Which means I now have a directory on a NFS server with a couple of bootable ISOs sitting in it. One has the full backup of the machine ( it’s about a third of the size of the used space ) and the other has any changes made since the first was done. I do the differential since the full backup takes about 30 minutes of hard work for the server while the incremental only takes 3 minutes or so ( YMMV ). I’ll probably do full backups every week and differential backups nightly.

The fun bit is the recovery:

  1. Remove console the server and boot it over the network
  2. Use PXE to boot the full backup mondorescue image
  3. Mondo boots and thee automatic restores the server to the state is was when the last backup was made (about 15 minutes) . I then have to hit enter a couple of times to reboot
  4. Netboot the incremental mondo image.
  5. Mondo now applies any changes between the last full and the last differential backup.
  6. Reboot again to the hard drive
  7. Finished, machine should be up and running.

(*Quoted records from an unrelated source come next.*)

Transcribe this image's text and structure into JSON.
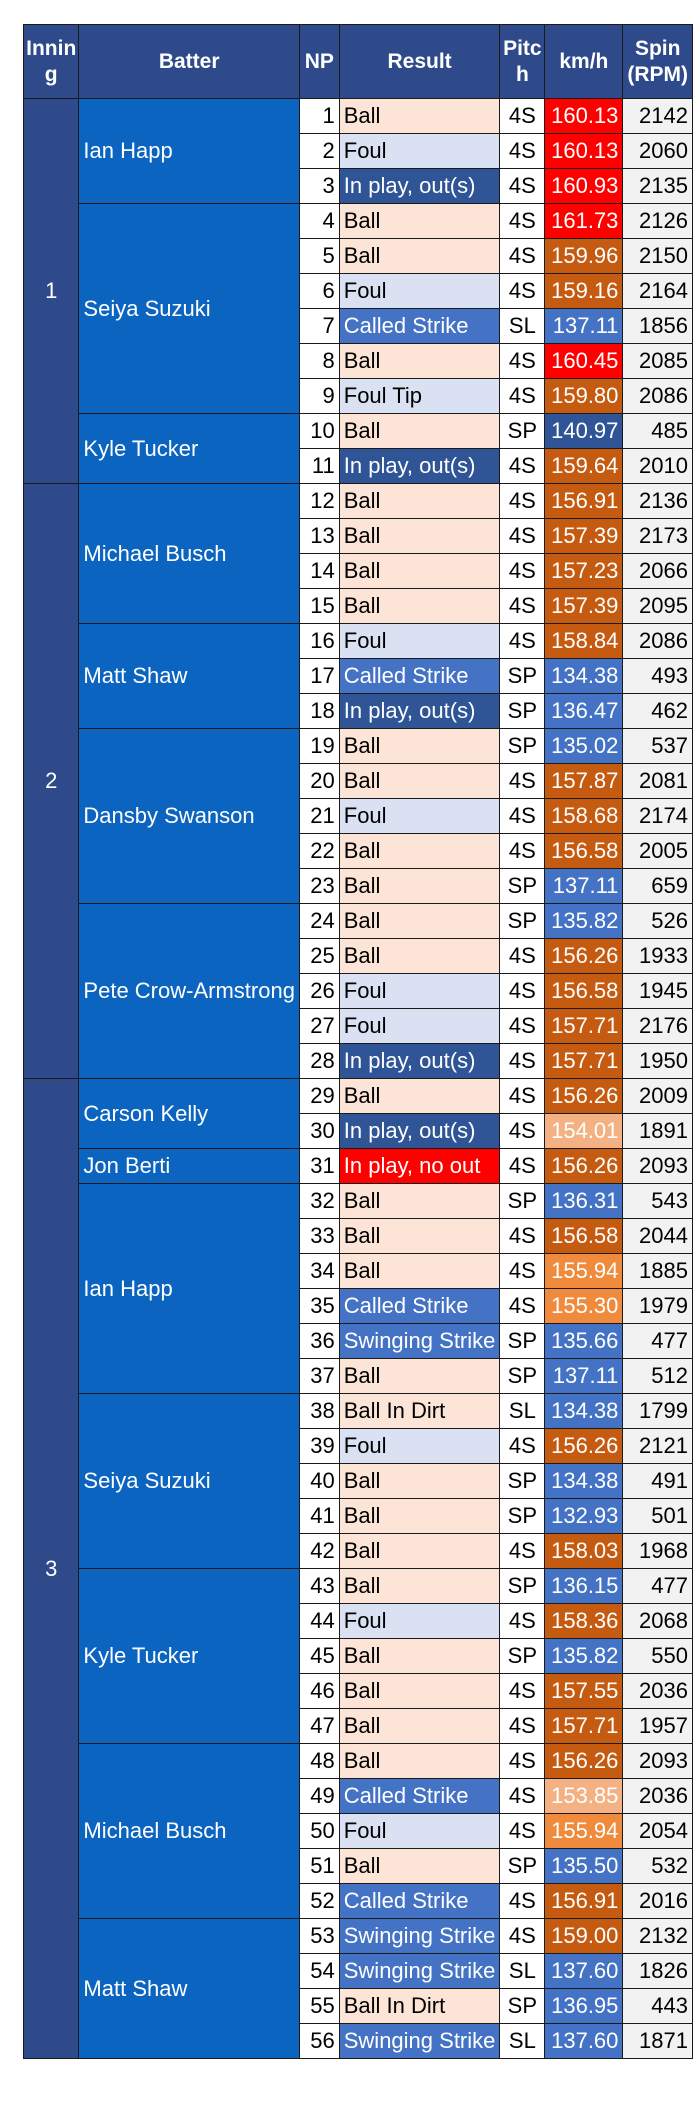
{
  "headers": {
    "inning": "Innin g",
    "batter": "Batter",
    "np": "NP",
    "result": "Result",
    "pitch": "Pitc h",
    "kmh": "km/h",
    "spin": "Spin (RPM)"
  },
  "colors": {
    "header_bg": "#2e4a8b",
    "batter_bg": "#0b64c0",
    "result_ball": "#fce4d6",
    "result_foul": "#d9e1f2",
    "result_strike": "#4472c4",
    "result_inplay_out": "#2f5597",
    "result_inplay_noout": "#ff0000",
    "speed_red": "#ff0000",
    "speed_orange_dark": "#c55a11",
    "speed_orange_light": "#f4b183",
    "speed_orange_mid": "#f08a3c",
    "speed_blue": "#4472c4",
    "speed_blue_dark": "#2f5597"
  },
  "innings": [
    {
      "label": "1",
      "batters": [
        {
          "name": "Ian Happ",
          "pitches": [
            {
              "np": "1",
              "result": "Ball",
              "pitch": "4S",
              "kmh": "160.13",
              "spin": "2142"
            },
            {
              "np": "2",
              "result": "Foul",
              "pitch": "4S",
              "kmh": "160.13",
              "spin": "2060"
            },
            {
              "np": "3",
              "result": "In play, out(s)",
              "pitch": "4S",
              "kmh": "160.93",
              "spin": "2135"
            }
          ]
        },
        {
          "name": "Seiya Suzuki",
          "pitches": [
            {
              "np": "4",
              "result": "Ball",
              "pitch": "4S",
              "kmh": "161.73",
              "spin": "2126"
            },
            {
              "np": "5",
              "result": "Ball",
              "pitch": "4S",
              "kmh": "159.96",
              "spin": "2150"
            },
            {
              "np": "6",
              "result": "Foul",
              "pitch": "4S",
              "kmh": "159.16",
              "spin": "2164"
            },
            {
              "np": "7",
              "result": "Called Strike",
              "pitch": "SL",
              "kmh": "137.11",
              "spin": "1856"
            },
            {
              "np": "8",
              "result": "Ball",
              "pitch": "4S",
              "kmh": "160.45",
              "spin": "2085"
            },
            {
              "np": "9",
              "result": "Foul Tip",
              "pitch": "4S",
              "kmh": "159.80",
              "spin": "2086"
            }
          ]
        },
        {
          "name": "Kyle Tucker",
          "pitches": [
            {
              "np": "10",
              "result": "Ball",
              "pitch": "SP",
              "kmh": "140.97",
              "spin": "485"
            },
            {
              "np": "11",
              "result": "In play, out(s)",
              "pitch": "4S",
              "kmh": "159.64",
              "spin": "2010"
            }
          ]
        }
      ]
    },
    {
      "label": "2",
      "batters": [
        {
          "name": "Michael Busch",
          "pitches": [
            {
              "np": "12",
              "result": "Ball",
              "pitch": "4S",
              "kmh": "156.91",
              "spin": "2136"
            },
            {
              "np": "13",
              "result": "Ball",
              "pitch": "4S",
              "kmh": "157.39",
              "spin": "2173"
            },
            {
              "np": "14",
              "result": "Ball",
              "pitch": "4S",
              "kmh": "157.23",
              "spin": "2066"
            },
            {
              "np": "15",
              "result": "Ball",
              "pitch": "4S",
              "kmh": "157.39",
              "spin": "2095"
            }
          ]
        },
        {
          "name": "Matt Shaw",
          "pitches": [
            {
              "np": "16",
              "result": "Foul",
              "pitch": "4S",
              "kmh": "158.84",
              "spin": "2086"
            },
            {
              "np": "17",
              "result": "Called Strike",
              "pitch": "SP",
              "kmh": "134.38",
              "spin": "493"
            },
            {
              "np": "18",
              "result": "In play, out(s)",
              "pitch": "SP",
              "kmh": "136.47",
              "spin": "462"
            }
          ]
        },
        {
          "name": "Dansby Swanson",
          "pitches": [
            {
              "np": "19",
              "result": "Ball",
              "pitch": "SP",
              "kmh": "135.02",
              "spin": "537"
            },
            {
              "np": "20",
              "result": "Ball",
              "pitch": "4S",
              "kmh": "157.87",
              "spin": "2081"
            },
            {
              "np": "21",
              "result": "Foul",
              "pitch": "4S",
              "kmh": "158.68",
              "spin": "2174"
            },
            {
              "np": "22",
              "result": "Ball",
              "pitch": "4S",
              "kmh": "156.58",
              "spin": "2005"
            },
            {
              "np": "23",
              "result": "Ball",
              "pitch": "SP",
              "kmh": "137.11",
              "spin": "659"
            }
          ]
        },
        {
          "name": "Pete Crow-Armstrong",
          "pitches": [
            {
              "np": "24",
              "result": "Ball",
              "pitch": "SP",
              "kmh": "135.82",
              "spin": "526"
            },
            {
              "np": "25",
              "result": "Ball",
              "pitch": "4S",
              "kmh": "156.26",
              "spin": "1933"
            },
            {
              "np": "26",
              "result": "Foul",
              "pitch": "4S",
              "kmh": "156.58",
              "spin": "1945"
            },
            {
              "np": "27",
              "result": "Foul",
              "pitch": "4S",
              "kmh": "157.71",
              "spin": "2176"
            },
            {
              "np": "28",
              "result": "In play, out(s)",
              "pitch": "4S",
              "kmh": "157.71",
              "spin": "1950"
            }
          ]
        }
      ]
    },
    {
      "label": "3",
      "batters": [
        {
          "name": "Carson Kelly",
          "pitches": [
            {
              "np": "29",
              "result": "Ball",
              "pitch": "4S",
              "kmh": "156.26",
              "spin": "2009"
            },
            {
              "np": "30",
              "result": "In play, out(s)",
              "pitch": "4S",
              "kmh": "154.01",
              "spin": "1891"
            }
          ]
        },
        {
          "name": "Jon Berti",
          "pitches": [
            {
              "np": "31",
              "result": "In play, no out",
              "pitch": "4S",
              "kmh": "156.26",
              "spin": "2093"
            }
          ]
        },
        {
          "name": "Ian Happ",
          "pitches": [
            {
              "np": "32",
              "result": "Ball",
              "pitch": "SP",
              "kmh": "136.31",
              "spin": "543"
            },
            {
              "np": "33",
              "result": "Ball",
              "pitch": "4S",
              "kmh": "156.58",
              "spin": "2044"
            },
            {
              "np": "34",
              "result": "Ball",
              "pitch": "4S",
              "kmh": "155.94",
              "spin": "1885"
            },
            {
              "np": "35",
              "result": "Called Strike",
              "pitch": "4S",
              "kmh": "155.30",
              "spin": "1979"
            },
            {
              "np": "36",
              "result": "Swinging Strike",
              "pitch": "SP",
              "kmh": "135.66",
              "spin": "477"
            },
            {
              "np": "37",
              "result": "Ball",
              "pitch": "SP",
              "kmh": "137.11",
              "spin": "512"
            }
          ]
        },
        {
          "name": "Seiya Suzuki",
          "pitches": [
            {
              "np": "38",
              "result": "Ball In Dirt",
              "pitch": "SL",
              "kmh": "134.38",
              "spin": "1799"
            },
            {
              "np": "39",
              "result": "Foul",
              "pitch": "4S",
              "kmh": "156.26",
              "spin": "2121"
            },
            {
              "np": "40",
              "result": "Ball",
              "pitch": "SP",
              "kmh": "134.38",
              "spin": "491"
            },
            {
              "np": "41",
              "result": "Ball",
              "pitch": "SP",
              "kmh": "132.93",
              "spin": "501"
            },
            {
              "np": "42",
              "result": "Ball",
              "pitch": "4S",
              "kmh": "158.03",
              "spin": "1968"
            }
          ]
        },
        {
          "name": "Kyle Tucker",
          "pitches": [
            {
              "np": "43",
              "result": "Ball",
              "pitch": "SP",
              "kmh": "136.15",
              "spin": "477"
            },
            {
              "np": "44",
              "result": "Foul",
              "pitch": "4S",
              "kmh": "158.36",
              "spin": "2068"
            },
            {
              "np": "45",
              "result": "Ball",
              "pitch": "SP",
              "kmh": "135.82",
              "spin": "550"
            },
            {
              "np": "46",
              "result": "Ball",
              "pitch": "4S",
              "kmh": "157.55",
              "spin": "2036"
            },
            {
              "np": "47",
              "result": "Ball",
              "pitch": "4S",
              "kmh": "157.71",
              "spin": "1957"
            }
          ]
        },
        {
          "name": "Michael Busch",
          "pitches": [
            {
              "np": "48",
              "result": "Ball",
              "pitch": "4S",
              "kmh": "156.26",
              "spin": "2093"
            },
            {
              "np": "49",
              "result": "Called Strike",
              "pitch": "4S",
              "kmh": "153.85",
              "spin": "2036"
            },
            {
              "np": "50",
              "result": "Foul",
              "pitch": "4S",
              "kmh": "155.94",
              "spin": "2054"
            },
            {
              "np": "51",
              "result": "Ball",
              "pitch": "SP",
              "kmh": "135.50",
              "spin": "532"
            },
            {
              "np": "52",
              "result": "Called Strike",
              "pitch": "4S",
              "kmh": "156.91",
              "spin": "2016"
            }
          ]
        },
        {
          "name": "Matt Shaw",
          "pitches": [
            {
              "np": "53",
              "result": "Swinging Strike",
              "pitch": "4S",
              "kmh": "159.00",
              "spin": "2132"
            },
            {
              "np": "54",
              "result": "Swinging Strike",
              "pitch": "SL",
              "kmh": "137.60",
              "spin": "1826"
            },
            {
              "np": "55",
              "result": "Ball In Dirt",
              "pitch": "SP",
              "kmh": "136.95",
              "spin": "443"
            },
            {
              "np": "56",
              "result": "Swinging Strike",
              "pitch": "SL",
              "kmh": "137.60",
              "spin": "1871"
            }
          ]
        }
      ]
    }
  ]
}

A bit of testing shows this only takes about 20 minutes for my test VM ( 3 Gigabytes of default RHE 5 goodness ) and production servers shouldn’t be much slower ( more data but faster disks and CPUs ).

With a bit of luck I should have this ready to deploy in a few days ( although I’m a little short of NFS space to apply it to every machine ).

Overall a fun couple of days, depending on how it goes I might even do a lightning talk about it at the Sysadmin Miniconf next month although I’m not sure if it’s a little trivial since this is close to “out of the box” functionality for Mondorescue.